IMPORTANT ADDITIONAL INFORMATION FILED WITH THE SEC
Airvana, Inc. filed with the SEC on March 11, 2010, and mailed to its stockholders on March 12, 2010, a Proxy Statement in connection with the transaction. The Proxy Statement contains important information about Airvana, Inc., 72 Mobile Investors, LLC, the merger and related matters. Investors and security holders are urged to read the Proxy Statement carefully.
Investors and security holders can obtain free copies of the Proxy Statement and other documents filed with the SEC by 72 Mobile Investors, LLC and Airvana, Inc. through the website maintained by the SEC at www.sec.gov. In addition, investors and security holders can obtain free copies of the Proxy Statement from Airvana, Inc. by contacting Investor Relations at (978) 250-3000.

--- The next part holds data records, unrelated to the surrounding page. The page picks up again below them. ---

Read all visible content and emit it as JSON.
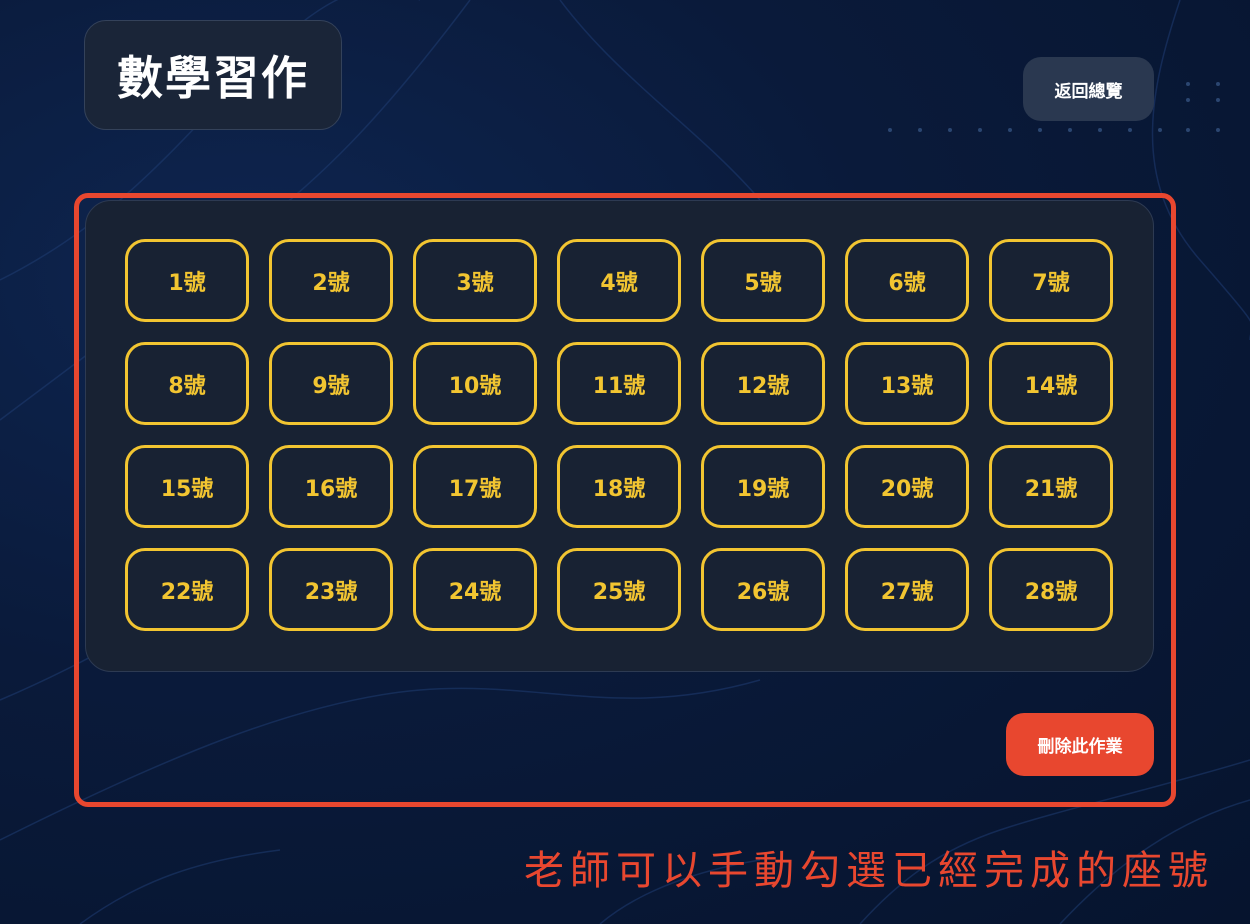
{
  "header": {
    "title": "數學習作",
    "back_label": "返回總覽"
  },
  "seats": [
    "1號",
    "2號",
    "3號",
    "4號",
    "5號",
    "6號",
    "7號",
    "8號",
    "9號",
    "10號",
    "11號",
    "12號",
    "13號",
    "14號",
    "15號",
    "16號",
    "17號",
    "18號",
    "19號",
    "20號",
    "21號",
    "22號",
    "23號",
    "24號",
    "25號",
    "26號",
    "27號",
    "28號"
  ],
  "actions": {
    "delete_label": "刪除此作業"
  },
  "annotation": {
    "caption": "老師可以手動勾選已經完成的座號"
  },
  "colors": {
    "accent_yellow": "#f2c531",
    "danger_red": "#e8472f",
    "panel_bg": "#182233",
    "page_bg": "#0a1a3a"
  }
}
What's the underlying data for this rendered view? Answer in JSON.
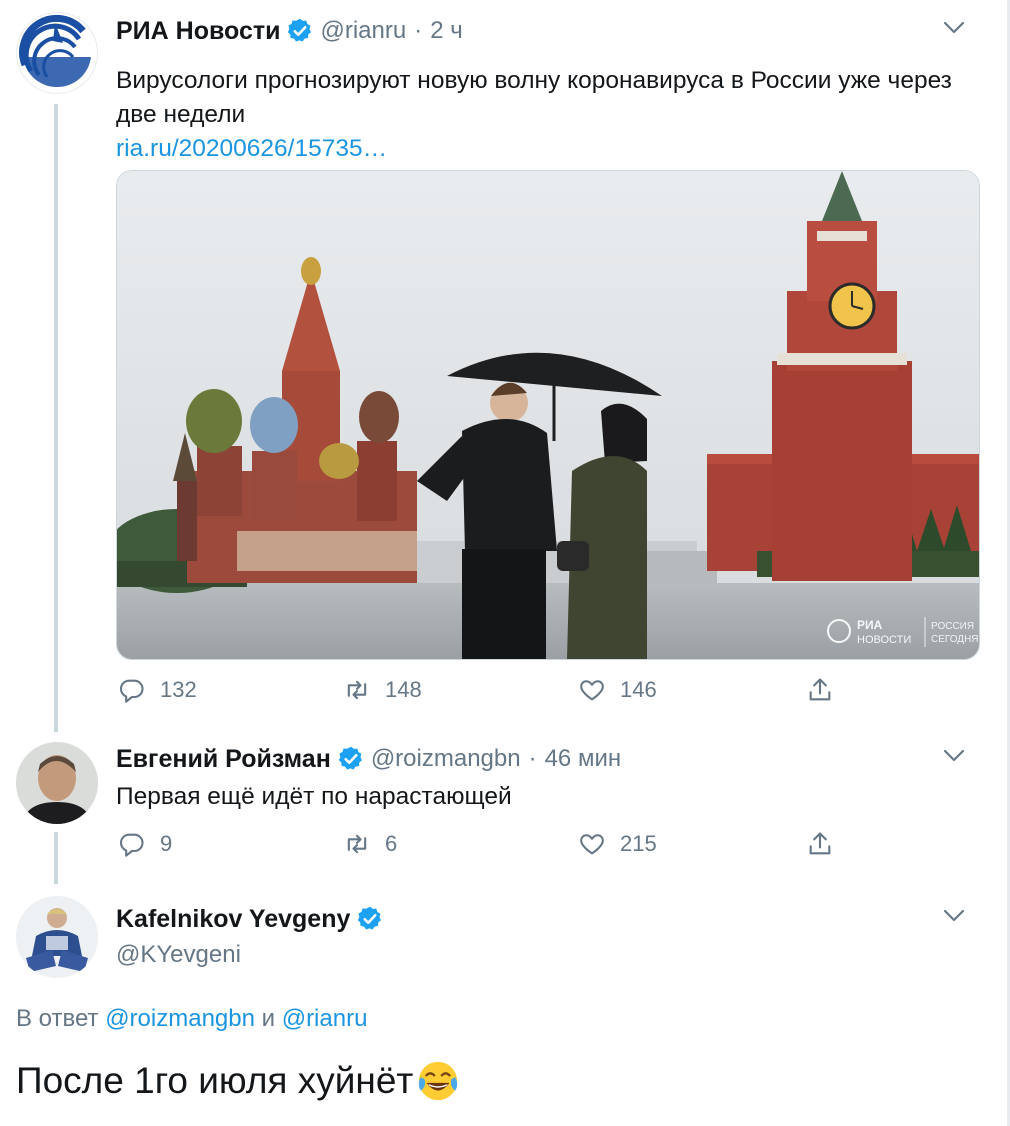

Airvana, Inc., its directors and executive officers may be deemed to be participants in the solicitation of proxies from Airvana, Inc.’s stockholders with respect to the transactions contemplated by the merger agreement. Information regarding Airvana, Inc.’s directors and executive officers is contained in Airvana, Inc.’s Annual Report on Form 10-K for the year ended January 3, 2010 and its proxy statement dated March 11, 2010, which are filed with the SEC. As of February 23, 2010, Airvana, Inc.’s directors and executive officers beneficially owned approximately 49% of Airvana, Inc.’s common stock. A more complete description is available in the Proxy Statement.